Overall, for stores paying turnover rent, growth was 4 per cent of anchor tenant moving annual turnover (MAT) and 2.7 per cent for all stores. Occupancy remained stable at 98 per cent with specialty sales growth consistent with the previous period
As part of its asset renewal program, the trust has appointed Colliers International and Stonebridge Property Group to market the Gordon Centre, in Sydney, including the Gordon Village and adjoining assets, for sale.
Charter Hall Retail fund manager Scott Dundas said the decision to appoint agents follows “unsolicited inquiries to purchase the centre that indicated a realisable value significantly in excess of current book value reflecting the redevelopment potential of the site”. It has a book value ($119.2 million at 6.00 cap rate) and was bought by the trust in December 2010 for $67 million.
“The potential future sale of this asset is in addition to assets already identified for sale as part of the 2017 financial-year results. Existing 2018 guidance does not include the financial impact of the sale of this centre,” Mr Dundas said.
“In the event that the asset is sold, proceeds of the sale will be directed towards repaying debt and ongoing capital management activities, including the further buyback of Charter Hall Retail REIT securities.”
The trust is also contracted to divest its Moranbah centre in Queensland for $25 million with a December settlement. It also sold a standalone Woolworths in Kerang, Victoria, for $15.7 million, compared with the book value of $14.55 million on a 6 per cent yield. These divestments were factored into the 2018 earnings guidance.

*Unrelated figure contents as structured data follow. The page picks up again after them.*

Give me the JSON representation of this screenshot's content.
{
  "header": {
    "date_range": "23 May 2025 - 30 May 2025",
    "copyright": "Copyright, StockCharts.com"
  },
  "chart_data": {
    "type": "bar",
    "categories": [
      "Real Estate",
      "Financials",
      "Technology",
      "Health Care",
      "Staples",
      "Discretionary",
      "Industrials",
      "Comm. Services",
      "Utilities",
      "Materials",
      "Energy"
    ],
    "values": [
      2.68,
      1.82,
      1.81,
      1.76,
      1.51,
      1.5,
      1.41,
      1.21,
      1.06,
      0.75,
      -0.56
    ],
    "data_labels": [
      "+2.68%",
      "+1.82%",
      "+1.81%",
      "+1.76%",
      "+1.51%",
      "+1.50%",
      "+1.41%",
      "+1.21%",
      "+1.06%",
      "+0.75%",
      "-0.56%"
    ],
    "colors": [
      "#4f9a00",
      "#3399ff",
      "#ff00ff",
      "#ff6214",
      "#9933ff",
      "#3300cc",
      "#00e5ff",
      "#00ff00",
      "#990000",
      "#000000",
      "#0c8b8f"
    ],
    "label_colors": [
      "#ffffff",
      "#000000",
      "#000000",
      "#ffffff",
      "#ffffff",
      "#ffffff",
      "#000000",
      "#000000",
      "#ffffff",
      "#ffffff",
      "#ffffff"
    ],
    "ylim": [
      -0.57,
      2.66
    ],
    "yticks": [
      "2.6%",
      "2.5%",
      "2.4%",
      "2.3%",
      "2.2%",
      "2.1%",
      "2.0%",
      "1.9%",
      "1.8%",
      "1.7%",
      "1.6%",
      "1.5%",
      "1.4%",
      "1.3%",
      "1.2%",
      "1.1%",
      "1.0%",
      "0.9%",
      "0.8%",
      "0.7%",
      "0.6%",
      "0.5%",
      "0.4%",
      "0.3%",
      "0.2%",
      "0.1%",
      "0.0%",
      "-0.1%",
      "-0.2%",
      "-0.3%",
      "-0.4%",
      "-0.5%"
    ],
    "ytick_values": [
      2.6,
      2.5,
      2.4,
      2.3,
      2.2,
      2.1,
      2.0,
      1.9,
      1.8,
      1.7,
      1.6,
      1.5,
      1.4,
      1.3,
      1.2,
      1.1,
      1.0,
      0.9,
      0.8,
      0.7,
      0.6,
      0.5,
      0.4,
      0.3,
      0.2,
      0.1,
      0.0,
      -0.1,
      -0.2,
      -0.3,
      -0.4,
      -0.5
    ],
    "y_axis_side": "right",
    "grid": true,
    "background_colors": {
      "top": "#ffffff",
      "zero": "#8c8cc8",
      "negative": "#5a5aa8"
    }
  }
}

Mr Dundas, who stepped down from his role on Tuesday, said the trust would continue to transition the portfolio from non-core assets into larger centres where it could add value through active management.
“We are also reducing the trust’s exposure to free-standing and smaller neighbourhood assets with lower growth profiles.”
Mr Dundas has been replaced by Greg Chubb, the group executive retail at Charter Hall.
Brokers said Charter Hall Retail remains a relatively defensive proposition with most income underpinned by strong covenants to largely non-discretionary retailers Woolworths and Coles.
The REIT has also continued its capital management strategy to “optimise shareholder returns”, buying back $5 million of units at $3.94 per unit during the quarter.
But the brokers at CLSA said there were “limited catalysts for Charter Hall Retail REIT to rerate as its high gearing of 36.2 per cent at June 3 30, 2017, limits its ability to meaningfully increase its buyback”.
“However, a sale of Gordon Centre may be a potential trigger but would take time to execute,” the CLSA brokers said.